October 8, 1999
It is well known that in the last decade or so there has been a shift in emphasis from physical sciences to information related sciences. The shift encompasses government funding, industrial expenditures and accompanying changes in available jobs and student population in the two fields. What does this change imply for the future of physical science? The speaker will provide a perspective from the government funding agency's point of view.
Dr. Robert A. Eisenstein received an A.B. degree from Oberlin College with high honors in Physics in 1964 and received a Ph.D. degree in Experimental Nuclear Physics from Yale University in 1968. He was a post-doctoral research fellow at the Weizmann Institute, Israel from 1968 to 1970 and during 1970-84 he was at the physics department, Carnegie Mellon University. Dr. Eisenstein joined the faculty at the University of Illinois in Urbana/Champaign, where he served as Director of the Nuclear Physics Laboratory for several years.

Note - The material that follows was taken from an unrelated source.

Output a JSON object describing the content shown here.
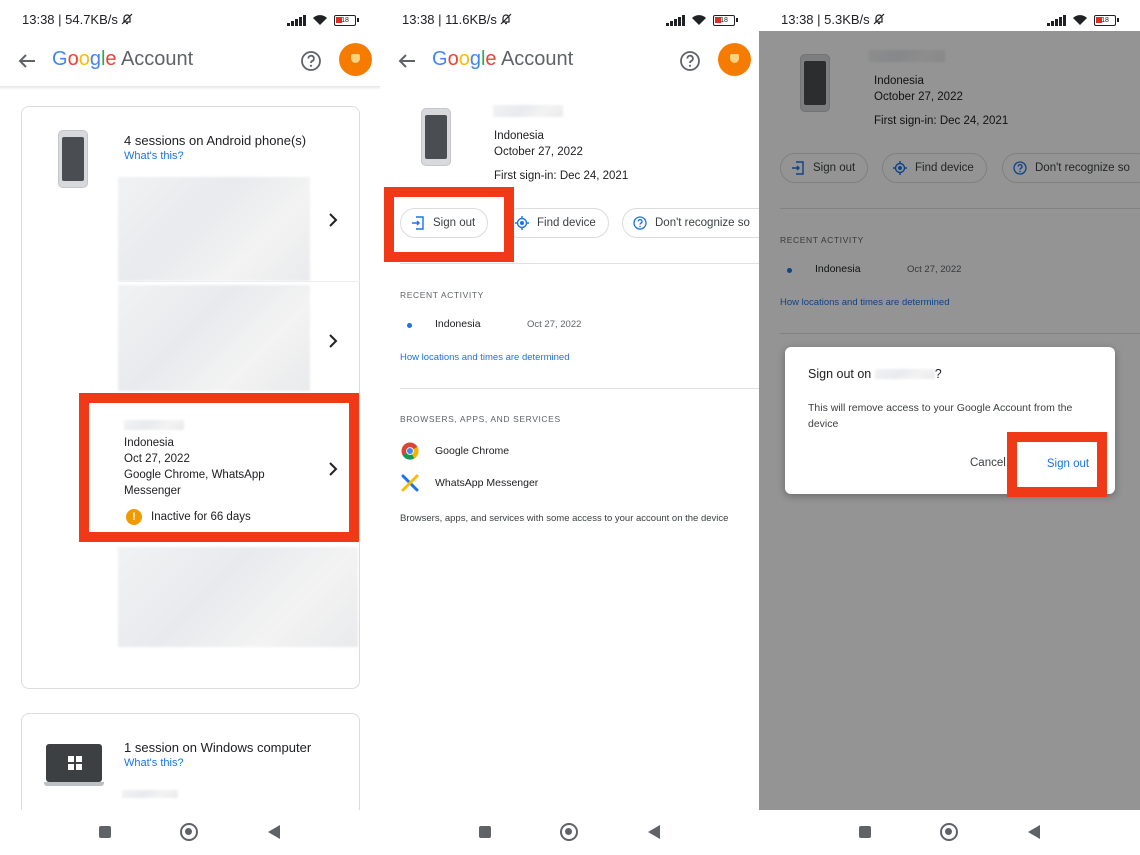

In 1992, he came to the National Science Foundation as Director of the Physics Division and was appointed as Assistant Director of the Mathematical and Physical Sciences Directorate in 1997. Dr Eisenstein received a Weizmann Fellowship to support his post-doctoral research, and has enjoyed sabbaticals at LAMPF (1974) and at the University of Pittsburgh (1983). In 1979 he received the Ryan Award for Excellence in Undergraduate Teaching from Carnegie Mellon. His teaching experience ranges from courses in high-school level physics to graduate level quantum mechanics. His present research interest center around the solar neutrino problem. He is a fellow of the American Physical Society and a member of Sigma Xi.